Financially rewarding, that is.

That certainly was the case for Milwaukee Brewers closer John Axford, who agreed Friday to a $5 million contract for 2013, avoiding the need to exchange arbitration figures with the club. It was nearly a 10-fold increase in pay for Axford, who had a $525,000 salary last season.

The Brewers also avoided arbitration with their other eligible players, starting pitcher Marco Estrada and reliever Burke Badenhop. Estrada agreed to a $1.955 million salary and Badenhop accepted a $1.55 million contract. With centerfielder Carlos Gomez agreeing to terms the previous day and left-hander Chris Narveson doing so earlier, the Brewers have no worries about possible hearings this year.

"The goal is to get these deals done," said Teddy Werner, the club's senior director of business operations. "We're certainly happy to get them done at this date. Now we can move forward and focus on baseball."

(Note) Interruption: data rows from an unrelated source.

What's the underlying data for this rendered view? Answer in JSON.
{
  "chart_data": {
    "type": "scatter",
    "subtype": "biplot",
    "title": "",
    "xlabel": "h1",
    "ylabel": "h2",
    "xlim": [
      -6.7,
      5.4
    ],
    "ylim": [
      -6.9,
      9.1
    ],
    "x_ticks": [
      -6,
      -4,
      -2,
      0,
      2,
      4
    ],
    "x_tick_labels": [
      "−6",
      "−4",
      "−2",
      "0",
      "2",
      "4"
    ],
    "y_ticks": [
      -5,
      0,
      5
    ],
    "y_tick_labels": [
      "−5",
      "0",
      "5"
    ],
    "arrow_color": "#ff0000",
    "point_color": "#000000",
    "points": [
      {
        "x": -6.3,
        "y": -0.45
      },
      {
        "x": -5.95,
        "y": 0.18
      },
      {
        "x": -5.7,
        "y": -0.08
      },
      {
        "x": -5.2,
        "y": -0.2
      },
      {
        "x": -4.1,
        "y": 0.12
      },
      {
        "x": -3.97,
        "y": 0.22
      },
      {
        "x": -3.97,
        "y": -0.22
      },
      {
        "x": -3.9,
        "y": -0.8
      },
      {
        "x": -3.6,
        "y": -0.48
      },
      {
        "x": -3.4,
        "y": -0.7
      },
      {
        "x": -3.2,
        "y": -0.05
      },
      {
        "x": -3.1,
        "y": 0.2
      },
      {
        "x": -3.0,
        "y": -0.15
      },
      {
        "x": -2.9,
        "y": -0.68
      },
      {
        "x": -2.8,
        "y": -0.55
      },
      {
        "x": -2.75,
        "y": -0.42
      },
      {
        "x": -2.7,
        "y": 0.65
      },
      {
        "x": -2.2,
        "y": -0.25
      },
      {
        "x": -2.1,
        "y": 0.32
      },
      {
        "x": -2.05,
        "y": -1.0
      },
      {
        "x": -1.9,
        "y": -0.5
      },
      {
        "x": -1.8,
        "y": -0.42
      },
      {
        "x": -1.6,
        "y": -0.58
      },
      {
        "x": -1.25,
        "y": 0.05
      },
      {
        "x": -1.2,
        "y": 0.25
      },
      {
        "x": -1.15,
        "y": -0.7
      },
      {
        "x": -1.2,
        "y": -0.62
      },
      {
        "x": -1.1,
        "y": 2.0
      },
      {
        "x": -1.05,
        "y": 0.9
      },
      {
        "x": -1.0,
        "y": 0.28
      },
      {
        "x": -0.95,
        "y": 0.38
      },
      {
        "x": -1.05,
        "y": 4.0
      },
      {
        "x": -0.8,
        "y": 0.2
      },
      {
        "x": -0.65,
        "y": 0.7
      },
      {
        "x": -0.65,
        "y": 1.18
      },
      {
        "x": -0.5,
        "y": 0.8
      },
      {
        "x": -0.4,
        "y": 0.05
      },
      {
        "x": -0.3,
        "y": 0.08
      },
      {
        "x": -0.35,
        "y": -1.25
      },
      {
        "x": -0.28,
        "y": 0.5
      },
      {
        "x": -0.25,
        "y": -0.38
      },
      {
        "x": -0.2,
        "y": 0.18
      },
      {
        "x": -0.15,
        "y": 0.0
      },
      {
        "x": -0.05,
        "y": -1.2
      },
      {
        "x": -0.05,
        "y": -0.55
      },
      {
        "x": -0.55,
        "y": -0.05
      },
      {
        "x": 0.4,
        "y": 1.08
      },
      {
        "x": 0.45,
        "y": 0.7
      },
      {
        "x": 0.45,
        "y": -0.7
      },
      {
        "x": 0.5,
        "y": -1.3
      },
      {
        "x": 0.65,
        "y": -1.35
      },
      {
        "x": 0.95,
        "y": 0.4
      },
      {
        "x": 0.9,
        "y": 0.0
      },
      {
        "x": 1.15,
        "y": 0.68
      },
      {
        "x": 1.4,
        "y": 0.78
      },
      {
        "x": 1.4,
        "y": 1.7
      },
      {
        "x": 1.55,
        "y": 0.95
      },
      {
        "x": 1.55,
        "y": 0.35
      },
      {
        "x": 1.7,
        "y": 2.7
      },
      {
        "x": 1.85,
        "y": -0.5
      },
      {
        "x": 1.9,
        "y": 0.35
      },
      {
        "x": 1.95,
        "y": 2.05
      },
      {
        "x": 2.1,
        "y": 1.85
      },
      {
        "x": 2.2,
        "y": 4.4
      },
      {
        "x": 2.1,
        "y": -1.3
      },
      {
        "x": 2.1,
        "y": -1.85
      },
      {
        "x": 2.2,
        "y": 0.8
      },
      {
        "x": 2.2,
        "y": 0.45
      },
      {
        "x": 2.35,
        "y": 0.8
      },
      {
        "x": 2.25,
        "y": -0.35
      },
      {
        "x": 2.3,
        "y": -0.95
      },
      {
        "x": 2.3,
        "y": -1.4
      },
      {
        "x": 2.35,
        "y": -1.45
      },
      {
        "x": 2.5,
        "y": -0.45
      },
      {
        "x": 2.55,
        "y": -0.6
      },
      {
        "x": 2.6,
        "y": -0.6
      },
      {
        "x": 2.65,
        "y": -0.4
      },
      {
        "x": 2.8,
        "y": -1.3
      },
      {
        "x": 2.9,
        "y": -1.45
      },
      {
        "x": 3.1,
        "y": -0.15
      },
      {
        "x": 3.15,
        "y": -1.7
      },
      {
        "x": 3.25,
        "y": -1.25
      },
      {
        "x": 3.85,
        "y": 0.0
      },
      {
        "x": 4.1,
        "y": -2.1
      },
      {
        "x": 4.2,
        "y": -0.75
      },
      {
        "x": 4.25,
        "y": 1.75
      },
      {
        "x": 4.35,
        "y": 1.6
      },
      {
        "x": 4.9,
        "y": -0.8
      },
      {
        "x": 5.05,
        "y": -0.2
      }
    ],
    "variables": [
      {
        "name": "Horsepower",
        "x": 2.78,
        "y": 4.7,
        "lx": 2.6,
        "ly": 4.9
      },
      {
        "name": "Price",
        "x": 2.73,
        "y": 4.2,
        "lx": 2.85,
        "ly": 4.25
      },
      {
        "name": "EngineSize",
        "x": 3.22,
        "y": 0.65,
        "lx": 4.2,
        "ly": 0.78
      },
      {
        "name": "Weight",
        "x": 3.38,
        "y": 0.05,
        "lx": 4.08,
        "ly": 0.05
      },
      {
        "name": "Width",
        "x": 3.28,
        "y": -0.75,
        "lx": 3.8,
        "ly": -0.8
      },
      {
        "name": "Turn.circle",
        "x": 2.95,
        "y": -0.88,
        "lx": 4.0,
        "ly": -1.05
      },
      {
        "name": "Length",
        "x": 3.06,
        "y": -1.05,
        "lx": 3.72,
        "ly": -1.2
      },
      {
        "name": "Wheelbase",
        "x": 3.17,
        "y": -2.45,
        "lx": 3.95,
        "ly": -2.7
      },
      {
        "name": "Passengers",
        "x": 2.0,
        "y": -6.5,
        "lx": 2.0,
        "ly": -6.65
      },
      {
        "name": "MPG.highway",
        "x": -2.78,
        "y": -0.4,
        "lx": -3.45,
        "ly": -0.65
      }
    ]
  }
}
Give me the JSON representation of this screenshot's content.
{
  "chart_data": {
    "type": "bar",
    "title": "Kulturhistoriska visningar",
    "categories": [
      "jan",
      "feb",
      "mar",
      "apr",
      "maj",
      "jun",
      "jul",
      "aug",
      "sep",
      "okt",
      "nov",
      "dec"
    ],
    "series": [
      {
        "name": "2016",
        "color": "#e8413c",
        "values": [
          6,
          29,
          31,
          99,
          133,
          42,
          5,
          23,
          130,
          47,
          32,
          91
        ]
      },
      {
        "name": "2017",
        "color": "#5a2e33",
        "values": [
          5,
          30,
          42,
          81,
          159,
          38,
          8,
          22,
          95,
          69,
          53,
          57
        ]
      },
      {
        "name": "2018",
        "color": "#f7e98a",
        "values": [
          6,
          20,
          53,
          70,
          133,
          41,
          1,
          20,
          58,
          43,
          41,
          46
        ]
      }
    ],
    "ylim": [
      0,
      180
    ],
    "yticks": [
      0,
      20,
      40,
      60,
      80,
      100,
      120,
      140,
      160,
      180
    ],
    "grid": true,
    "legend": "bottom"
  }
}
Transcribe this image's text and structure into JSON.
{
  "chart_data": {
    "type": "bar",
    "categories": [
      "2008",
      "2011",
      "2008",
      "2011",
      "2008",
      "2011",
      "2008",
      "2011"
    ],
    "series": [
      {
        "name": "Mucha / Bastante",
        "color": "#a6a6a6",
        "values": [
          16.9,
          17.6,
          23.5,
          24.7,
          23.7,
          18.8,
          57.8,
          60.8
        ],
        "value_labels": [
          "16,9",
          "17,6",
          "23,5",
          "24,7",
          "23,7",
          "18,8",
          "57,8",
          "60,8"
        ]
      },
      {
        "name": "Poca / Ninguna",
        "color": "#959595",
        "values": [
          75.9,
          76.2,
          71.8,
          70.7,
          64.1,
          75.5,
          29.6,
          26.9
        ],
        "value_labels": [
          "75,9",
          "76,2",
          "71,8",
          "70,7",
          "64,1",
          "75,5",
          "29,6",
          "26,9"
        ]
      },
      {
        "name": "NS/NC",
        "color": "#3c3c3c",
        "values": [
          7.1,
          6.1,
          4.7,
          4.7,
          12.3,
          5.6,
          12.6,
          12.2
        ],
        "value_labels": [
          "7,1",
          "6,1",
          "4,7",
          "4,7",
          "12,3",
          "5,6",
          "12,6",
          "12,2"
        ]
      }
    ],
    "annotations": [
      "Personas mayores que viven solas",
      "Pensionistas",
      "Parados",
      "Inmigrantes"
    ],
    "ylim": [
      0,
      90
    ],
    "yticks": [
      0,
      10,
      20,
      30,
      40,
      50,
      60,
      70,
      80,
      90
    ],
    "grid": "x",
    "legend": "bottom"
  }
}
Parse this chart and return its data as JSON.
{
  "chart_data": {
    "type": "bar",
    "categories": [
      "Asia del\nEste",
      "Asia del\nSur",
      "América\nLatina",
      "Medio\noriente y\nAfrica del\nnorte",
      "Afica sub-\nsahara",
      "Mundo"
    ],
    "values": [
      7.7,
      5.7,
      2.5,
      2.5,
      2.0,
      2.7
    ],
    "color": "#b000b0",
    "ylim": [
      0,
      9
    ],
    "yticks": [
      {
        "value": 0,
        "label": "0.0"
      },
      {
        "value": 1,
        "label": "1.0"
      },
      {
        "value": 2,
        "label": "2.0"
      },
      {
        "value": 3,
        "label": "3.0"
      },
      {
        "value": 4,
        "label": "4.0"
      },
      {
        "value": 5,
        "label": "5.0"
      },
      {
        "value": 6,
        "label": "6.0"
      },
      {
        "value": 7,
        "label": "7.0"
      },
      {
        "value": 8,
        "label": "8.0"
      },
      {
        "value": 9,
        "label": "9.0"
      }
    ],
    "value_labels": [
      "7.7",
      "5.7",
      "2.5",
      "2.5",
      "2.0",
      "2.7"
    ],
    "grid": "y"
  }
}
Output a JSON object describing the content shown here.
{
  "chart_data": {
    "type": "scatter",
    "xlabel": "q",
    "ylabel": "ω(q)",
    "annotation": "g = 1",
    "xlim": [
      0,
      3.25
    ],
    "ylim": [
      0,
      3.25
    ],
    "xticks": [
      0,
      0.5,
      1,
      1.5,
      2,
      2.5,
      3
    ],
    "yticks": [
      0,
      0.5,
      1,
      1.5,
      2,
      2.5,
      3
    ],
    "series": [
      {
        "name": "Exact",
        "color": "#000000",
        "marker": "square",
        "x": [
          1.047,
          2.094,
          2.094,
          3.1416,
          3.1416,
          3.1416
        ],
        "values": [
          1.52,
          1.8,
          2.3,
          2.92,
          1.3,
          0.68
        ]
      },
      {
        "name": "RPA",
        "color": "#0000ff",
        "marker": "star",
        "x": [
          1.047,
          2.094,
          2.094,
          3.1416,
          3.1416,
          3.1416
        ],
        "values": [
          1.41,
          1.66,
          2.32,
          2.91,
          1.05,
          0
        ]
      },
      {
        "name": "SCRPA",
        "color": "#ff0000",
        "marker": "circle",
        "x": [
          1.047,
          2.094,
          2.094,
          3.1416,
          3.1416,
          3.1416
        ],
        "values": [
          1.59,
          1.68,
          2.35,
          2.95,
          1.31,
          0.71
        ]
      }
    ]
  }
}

Those unfamiliar with the arbitration process might have wondered how Axford received such a huge raise after a problematic 2012 season, during which he struggled so badly at one point that he forfeited the closer's role. But players eligible the first time for arbitration are allowed to use their entire body of work in negotiations and Axford was in good stead in that regard.

Axford, 29, set a club record in 2011 with 46 saves, converting his last 43 in a row. He compiled a 1.74 ERA in 74 appearances that season, earning National League Rolaids Relief Man of the Year.

Despite his midseason meltdown last year, Axford recorded 35 saves and finished with a 5-8 record and 4.67 ERA in 75 appearances, with 93 strikeouts in 69 innings. In 206 career relief outings with the Brewers, Axford is 15-12 with a 3.06 ERA and 106 saves.